Protocol-aware recovery rule:

• the primary may use knowledge of committed lsn and snapshot anchor to decide whether suffix catch-up is sufficient or snapshot transfer is required
• suffix-only catch-up is allowed only when the stale replica already retains one committed durable prefix recent enough for the primary's current retained WAL window
• when the target is older than that retained-WAL floor, the primary must transfer one validated snapshot plus its retained WAL suffix instead of assuming the missing prefix still exists locally
• rejoin clears any prepared-but-uncommitted suffix before the replica returns to backup mode, and it also drops stale protocol messages that still reference the rejoined replica's old state
• rejoin must not move one replica backward in durable view knowledge; a target that has already observed or voted in a higher view than the current primary stays out of service until a compatible higher-view recovery path is available
• a replica already in faulted state is not auto-repaired by rejoin; it stays out of service until an operator repairs or replaces it
• recovery must preserve the same committed prefix seen by healthy replicas

Expiration And Logical Time Under Replication

Replication must preserve the single-node TTL rule: late reuse is acceptable; early reuse is not.

That means:

• only the primary may inspect external logical time and decide which reservations are due
• the primary logs internal expire commands as ordinary replicated entries
• backups never expire reservations directly from local time
• a view change may delay expiration work, but it must not allow premature reuse
• a newly elected primary must inspect overdue reservations after it is in normal mode and append any needed expire commands through the replicated log

Logical time therefore remains an input to the primary-controlled scheduler, not a follower-side state-machine dependency.

Safety Invariants

Replication must satisfy all single-node invariants plus these protocol invariants:

1. At most one log entry can become committed at a given (view, lsn) position.
2. A committed lsn never changes payload across views.
3. Any two majorities intersect, so two different primaries cannot both commit divergent entries at the same lsn.
4. Every replica that applies the same committed log prefix reaches the same allocator state and command outcomes.
5. reservation_id = (shard_id << 64) | lsn remains valid because committed lsn order is global within a shard.
6. A client-visible write result is published only after the corresponding log entry is committed.
7. Retrying the same operation_id after failover returns the original committed result or an indefinite outcome; it never creates a silent second execution.
8. Reads are served only from replicas that know they are in the current view and have locally applied at least the requested lsn.
9. Expiration remains log-driven. No replica may free a resource from local wall-clock observation alone.
10. A replica with unvalidated or corrupted local durable state must not vote, lead, or serve until repaired.

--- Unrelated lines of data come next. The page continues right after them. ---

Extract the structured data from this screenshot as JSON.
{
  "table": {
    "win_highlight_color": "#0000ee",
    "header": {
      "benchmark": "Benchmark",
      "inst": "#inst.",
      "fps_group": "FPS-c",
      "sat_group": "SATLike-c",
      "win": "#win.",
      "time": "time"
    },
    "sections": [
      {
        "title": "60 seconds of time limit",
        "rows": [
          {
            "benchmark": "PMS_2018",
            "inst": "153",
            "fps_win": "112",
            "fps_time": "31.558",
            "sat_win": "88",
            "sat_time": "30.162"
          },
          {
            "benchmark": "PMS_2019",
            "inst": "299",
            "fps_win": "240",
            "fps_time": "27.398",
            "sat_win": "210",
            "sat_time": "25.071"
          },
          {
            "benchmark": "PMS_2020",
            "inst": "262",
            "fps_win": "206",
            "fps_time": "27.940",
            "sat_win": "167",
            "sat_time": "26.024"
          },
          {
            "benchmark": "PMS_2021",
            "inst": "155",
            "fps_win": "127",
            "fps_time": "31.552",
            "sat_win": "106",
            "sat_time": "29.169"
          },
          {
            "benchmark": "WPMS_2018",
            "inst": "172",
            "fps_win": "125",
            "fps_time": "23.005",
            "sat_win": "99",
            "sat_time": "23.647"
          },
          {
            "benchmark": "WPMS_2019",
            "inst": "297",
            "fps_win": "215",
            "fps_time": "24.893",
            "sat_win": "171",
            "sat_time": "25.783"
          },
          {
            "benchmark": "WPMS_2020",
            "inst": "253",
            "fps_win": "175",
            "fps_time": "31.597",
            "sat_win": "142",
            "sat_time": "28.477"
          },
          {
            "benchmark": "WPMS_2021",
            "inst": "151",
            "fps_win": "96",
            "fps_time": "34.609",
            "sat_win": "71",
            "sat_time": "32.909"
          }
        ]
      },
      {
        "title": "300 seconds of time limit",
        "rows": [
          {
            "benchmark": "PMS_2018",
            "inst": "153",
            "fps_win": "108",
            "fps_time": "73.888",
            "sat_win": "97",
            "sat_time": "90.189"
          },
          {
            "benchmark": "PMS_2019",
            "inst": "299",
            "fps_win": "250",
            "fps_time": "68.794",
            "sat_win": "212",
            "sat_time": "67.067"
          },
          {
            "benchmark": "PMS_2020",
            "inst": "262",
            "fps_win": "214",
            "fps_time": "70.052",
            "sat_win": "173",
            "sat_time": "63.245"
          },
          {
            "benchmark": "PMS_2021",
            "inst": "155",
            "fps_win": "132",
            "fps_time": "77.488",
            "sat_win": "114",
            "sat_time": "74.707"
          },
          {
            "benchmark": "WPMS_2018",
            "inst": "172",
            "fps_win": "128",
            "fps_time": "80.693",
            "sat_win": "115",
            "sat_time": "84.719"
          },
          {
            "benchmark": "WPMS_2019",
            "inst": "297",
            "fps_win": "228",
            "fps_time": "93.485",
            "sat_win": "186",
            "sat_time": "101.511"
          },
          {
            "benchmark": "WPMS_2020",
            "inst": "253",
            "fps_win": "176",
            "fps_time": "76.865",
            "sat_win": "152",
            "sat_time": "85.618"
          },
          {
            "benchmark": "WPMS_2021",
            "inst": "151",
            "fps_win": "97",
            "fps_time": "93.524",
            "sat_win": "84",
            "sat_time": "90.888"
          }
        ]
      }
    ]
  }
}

What The First Replicated Release Deliberately Does Not Do

This draft intentionally leaves these areas out of the first replicated implementation:

• follower reads
• lease-read optimization
• flexible or asymmetric quorums
• online membership change
• cross-shard transactions or cross-shard reservations
• leaderless write paths
• background speculative execution on backups

Those may be revisited only if the simpler majority-primary design proves insufficient.

Follow-On Work

This draft now pairs with the replicated simulation plan and Jepsen gate in testing.md. The M6 replication design gate is complete; further work should reopen as tracked implementation tasks rather than silent protocol drift.

Research Anchors

This draft is shaped primarily by:

• Viewstamped Replication Revisited
• Flexible Paxos
• Protocol-Aware Recovery for Consensus-Based Storage
• Can Applications Recover from fsync Failures?

The rule is still the same as elsewhere in the repository: research informs the design, but boundedness, determinism, and the existing single-node semantics stay authoritative.